Сослан нехотя вылез из «Джипа» и поспешил за Станиславом. Вдвоём они подняли тело старика, подтащили к машине и с немалым трудом, едва сгибая его задубевшие конечности, буквально сложив пополам, втиснули в багажник.
— Ну всё! Поехали.
Солдат ещё раз с ненавистью оглянулся на каменный двухэтажный дом.

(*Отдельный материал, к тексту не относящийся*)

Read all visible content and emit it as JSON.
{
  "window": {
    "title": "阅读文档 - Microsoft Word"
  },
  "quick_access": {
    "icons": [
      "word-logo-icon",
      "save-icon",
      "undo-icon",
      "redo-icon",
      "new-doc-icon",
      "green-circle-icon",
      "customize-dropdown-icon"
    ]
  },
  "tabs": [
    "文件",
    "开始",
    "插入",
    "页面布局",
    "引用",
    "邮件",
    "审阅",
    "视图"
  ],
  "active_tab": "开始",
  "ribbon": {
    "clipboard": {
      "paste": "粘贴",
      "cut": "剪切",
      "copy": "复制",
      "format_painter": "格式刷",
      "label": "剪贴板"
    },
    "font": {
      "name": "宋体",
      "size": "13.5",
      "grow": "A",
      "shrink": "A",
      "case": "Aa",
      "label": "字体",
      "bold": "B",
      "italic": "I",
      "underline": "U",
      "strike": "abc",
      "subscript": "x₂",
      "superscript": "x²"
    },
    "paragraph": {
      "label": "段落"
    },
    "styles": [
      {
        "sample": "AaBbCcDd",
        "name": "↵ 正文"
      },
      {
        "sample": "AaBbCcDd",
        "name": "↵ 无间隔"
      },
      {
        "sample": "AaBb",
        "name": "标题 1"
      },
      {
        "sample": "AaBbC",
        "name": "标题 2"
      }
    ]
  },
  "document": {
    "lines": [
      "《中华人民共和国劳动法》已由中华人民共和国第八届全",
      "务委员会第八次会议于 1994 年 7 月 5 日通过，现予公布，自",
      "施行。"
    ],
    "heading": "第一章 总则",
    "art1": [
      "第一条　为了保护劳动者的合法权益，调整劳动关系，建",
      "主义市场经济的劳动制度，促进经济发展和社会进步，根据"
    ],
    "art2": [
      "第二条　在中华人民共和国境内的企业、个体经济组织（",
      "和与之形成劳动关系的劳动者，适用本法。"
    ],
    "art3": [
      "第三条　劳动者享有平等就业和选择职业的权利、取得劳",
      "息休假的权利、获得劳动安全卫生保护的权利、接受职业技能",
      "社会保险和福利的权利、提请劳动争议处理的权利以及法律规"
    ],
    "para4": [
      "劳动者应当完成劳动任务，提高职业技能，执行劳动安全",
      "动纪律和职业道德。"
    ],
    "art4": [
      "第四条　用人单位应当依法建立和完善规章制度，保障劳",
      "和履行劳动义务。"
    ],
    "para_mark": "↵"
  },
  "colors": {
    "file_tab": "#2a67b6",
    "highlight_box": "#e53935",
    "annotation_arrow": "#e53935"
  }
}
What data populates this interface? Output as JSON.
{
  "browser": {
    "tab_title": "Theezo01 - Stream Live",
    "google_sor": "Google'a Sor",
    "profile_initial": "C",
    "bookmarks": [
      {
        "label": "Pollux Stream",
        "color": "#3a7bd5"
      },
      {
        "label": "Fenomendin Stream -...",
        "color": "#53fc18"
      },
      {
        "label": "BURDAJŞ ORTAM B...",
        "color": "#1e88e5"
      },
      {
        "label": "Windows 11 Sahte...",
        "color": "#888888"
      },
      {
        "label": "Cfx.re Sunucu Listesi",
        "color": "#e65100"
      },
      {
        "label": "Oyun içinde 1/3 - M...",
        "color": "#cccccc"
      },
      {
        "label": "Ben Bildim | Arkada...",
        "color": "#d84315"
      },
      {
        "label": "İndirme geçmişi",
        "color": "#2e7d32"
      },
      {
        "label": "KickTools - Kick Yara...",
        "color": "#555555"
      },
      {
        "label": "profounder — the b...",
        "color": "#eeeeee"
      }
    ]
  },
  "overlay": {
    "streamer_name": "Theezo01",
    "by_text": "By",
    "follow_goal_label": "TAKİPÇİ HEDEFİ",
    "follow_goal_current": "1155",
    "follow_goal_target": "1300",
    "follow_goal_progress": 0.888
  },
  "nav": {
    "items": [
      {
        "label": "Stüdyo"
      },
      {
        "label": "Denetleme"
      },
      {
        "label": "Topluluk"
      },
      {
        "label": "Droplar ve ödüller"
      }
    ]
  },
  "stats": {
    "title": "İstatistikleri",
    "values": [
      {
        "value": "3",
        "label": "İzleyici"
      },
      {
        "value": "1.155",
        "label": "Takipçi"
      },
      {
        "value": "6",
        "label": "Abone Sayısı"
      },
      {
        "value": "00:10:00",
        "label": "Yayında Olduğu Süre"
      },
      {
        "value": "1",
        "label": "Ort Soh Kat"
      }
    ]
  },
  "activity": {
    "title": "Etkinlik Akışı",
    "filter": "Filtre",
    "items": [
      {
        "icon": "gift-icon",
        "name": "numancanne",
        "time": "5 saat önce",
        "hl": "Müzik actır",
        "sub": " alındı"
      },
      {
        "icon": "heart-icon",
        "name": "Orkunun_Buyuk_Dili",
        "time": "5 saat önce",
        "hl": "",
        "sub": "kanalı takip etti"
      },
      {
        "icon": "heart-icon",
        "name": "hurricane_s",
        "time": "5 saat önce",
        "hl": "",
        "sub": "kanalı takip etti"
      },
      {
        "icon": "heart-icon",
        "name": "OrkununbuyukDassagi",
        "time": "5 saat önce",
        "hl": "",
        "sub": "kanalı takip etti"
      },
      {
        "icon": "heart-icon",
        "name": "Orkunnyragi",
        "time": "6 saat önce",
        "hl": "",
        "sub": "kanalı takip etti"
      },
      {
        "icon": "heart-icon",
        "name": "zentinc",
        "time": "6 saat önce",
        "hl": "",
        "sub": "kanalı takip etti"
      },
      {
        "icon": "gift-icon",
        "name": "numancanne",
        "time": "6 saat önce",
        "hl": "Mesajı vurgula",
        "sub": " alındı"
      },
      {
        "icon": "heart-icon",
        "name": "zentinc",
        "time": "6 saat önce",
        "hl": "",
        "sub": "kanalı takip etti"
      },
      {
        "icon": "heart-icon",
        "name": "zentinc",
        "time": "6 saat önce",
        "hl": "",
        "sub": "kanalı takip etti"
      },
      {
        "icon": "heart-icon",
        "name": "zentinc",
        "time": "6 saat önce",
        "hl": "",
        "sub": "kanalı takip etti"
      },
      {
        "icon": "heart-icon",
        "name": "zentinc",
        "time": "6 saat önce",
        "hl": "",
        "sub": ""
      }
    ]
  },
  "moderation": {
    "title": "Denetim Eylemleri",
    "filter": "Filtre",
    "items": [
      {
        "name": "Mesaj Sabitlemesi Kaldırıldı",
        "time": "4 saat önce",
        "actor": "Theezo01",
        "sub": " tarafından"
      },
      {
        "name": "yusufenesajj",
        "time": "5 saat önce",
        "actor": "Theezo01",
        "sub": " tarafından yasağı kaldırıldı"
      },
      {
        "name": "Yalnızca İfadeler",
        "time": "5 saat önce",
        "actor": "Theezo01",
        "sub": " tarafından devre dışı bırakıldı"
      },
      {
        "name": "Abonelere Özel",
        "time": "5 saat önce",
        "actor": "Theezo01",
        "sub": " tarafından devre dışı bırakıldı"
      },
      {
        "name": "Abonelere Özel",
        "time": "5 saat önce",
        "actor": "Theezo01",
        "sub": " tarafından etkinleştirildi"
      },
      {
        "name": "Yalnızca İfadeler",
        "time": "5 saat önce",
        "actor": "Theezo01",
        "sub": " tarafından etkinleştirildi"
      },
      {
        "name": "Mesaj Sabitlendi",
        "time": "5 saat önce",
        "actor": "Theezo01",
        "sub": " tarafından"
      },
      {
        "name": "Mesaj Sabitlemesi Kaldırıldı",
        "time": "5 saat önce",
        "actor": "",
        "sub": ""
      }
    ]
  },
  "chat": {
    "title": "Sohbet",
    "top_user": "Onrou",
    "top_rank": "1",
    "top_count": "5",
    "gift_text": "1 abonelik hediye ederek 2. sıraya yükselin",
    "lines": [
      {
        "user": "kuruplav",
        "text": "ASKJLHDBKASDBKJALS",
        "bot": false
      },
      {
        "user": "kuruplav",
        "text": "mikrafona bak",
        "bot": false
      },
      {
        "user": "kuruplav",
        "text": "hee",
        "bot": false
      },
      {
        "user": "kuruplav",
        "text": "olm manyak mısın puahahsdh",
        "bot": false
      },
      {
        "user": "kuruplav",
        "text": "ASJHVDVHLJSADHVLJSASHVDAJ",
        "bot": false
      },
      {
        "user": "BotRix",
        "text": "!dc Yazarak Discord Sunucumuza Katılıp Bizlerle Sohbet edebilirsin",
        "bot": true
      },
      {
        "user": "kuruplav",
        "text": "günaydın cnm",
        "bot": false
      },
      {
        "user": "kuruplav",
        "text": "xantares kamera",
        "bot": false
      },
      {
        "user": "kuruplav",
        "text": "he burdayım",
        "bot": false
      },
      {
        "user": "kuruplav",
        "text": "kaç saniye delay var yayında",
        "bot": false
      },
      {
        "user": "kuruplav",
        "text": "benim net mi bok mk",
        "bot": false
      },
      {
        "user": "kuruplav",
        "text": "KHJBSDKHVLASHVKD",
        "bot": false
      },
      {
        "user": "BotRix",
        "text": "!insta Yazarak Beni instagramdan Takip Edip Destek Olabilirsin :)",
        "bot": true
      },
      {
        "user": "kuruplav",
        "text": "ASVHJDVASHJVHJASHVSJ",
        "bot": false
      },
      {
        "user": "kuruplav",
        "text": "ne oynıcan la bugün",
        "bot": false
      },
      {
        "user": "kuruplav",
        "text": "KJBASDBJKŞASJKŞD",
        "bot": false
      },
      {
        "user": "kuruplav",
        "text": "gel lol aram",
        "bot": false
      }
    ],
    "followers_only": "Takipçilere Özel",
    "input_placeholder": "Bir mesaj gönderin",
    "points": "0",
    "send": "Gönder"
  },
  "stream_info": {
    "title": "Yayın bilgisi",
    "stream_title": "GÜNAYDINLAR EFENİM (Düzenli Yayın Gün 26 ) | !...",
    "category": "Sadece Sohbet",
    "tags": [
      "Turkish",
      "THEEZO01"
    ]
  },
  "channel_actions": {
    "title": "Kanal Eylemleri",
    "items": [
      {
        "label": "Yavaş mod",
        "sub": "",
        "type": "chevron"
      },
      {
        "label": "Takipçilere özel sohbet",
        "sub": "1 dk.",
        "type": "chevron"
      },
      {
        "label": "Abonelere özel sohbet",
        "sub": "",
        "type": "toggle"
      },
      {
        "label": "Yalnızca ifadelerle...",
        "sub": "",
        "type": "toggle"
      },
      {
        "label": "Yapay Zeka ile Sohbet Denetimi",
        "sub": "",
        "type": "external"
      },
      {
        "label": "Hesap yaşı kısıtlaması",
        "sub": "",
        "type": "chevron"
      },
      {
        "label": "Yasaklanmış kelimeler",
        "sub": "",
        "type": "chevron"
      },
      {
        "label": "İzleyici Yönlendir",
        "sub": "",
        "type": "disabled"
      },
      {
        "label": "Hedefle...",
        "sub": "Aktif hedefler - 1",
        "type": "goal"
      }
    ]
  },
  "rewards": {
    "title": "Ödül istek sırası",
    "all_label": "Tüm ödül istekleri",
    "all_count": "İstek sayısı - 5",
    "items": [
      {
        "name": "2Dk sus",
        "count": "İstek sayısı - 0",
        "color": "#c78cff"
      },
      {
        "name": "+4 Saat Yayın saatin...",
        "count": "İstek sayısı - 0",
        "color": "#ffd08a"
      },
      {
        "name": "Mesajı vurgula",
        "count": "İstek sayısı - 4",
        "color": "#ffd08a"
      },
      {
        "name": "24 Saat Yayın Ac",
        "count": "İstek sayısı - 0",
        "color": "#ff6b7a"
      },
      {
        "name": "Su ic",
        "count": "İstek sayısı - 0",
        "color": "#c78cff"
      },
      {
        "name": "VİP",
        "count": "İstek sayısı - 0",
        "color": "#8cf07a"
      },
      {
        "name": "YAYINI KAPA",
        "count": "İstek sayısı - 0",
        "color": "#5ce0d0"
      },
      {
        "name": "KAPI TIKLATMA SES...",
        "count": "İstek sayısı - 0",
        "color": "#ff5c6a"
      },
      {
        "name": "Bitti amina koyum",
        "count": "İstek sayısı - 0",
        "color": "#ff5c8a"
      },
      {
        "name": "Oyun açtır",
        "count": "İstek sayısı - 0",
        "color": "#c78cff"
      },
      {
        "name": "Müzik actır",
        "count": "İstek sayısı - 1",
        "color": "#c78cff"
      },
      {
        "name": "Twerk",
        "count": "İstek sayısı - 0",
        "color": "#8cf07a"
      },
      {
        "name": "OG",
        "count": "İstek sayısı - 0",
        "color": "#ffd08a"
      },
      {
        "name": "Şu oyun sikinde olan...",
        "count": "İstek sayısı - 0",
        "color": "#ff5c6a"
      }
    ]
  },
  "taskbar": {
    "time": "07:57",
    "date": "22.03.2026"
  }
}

— Эх, блин! Бензином бы плеснуть, да спалить всё на хрен! Ишь, мразь жирная, хату какую отгрохал. Я у нас дома таких в жизни не видал.
Станиславу вспомнились ветхие кособокие избы его родной деревни с потемневшими бревенчатыми стенами, зарастающее густым подлеском заброшенное колхозное поле, разбитую, петляющую сквозь лес единственную ведущую к ним дорогу. И сделалось ещё противнее, омерзительнее от вида этих принадлежавших работорговцу хором.
— Или из «Мухи» долбануть, что ли, — продолжал он, скрипнув зубами. — Жаль, что одна всего. Да и услышат нас, — и, мотнув головой, закончил. — Нет, тихо уходить надо.
Он снова оглядел подворье, на котором столько времени провёл невольником, подошёл к воротам, снял с них засов, чуть-чуть приоткрыл и выглянул на улицу. Неасфальтированная, со многими ухабами и колдобинами, она была грязная после дождя, в глубоких лужах. В них отражались, чуть колеблясь под ветерком, силуэты окрестных домов, заборов, деревьев. Поблизости от ворот никого не было, но где-то неподалёку слышался говор, громкий смех, детские крики.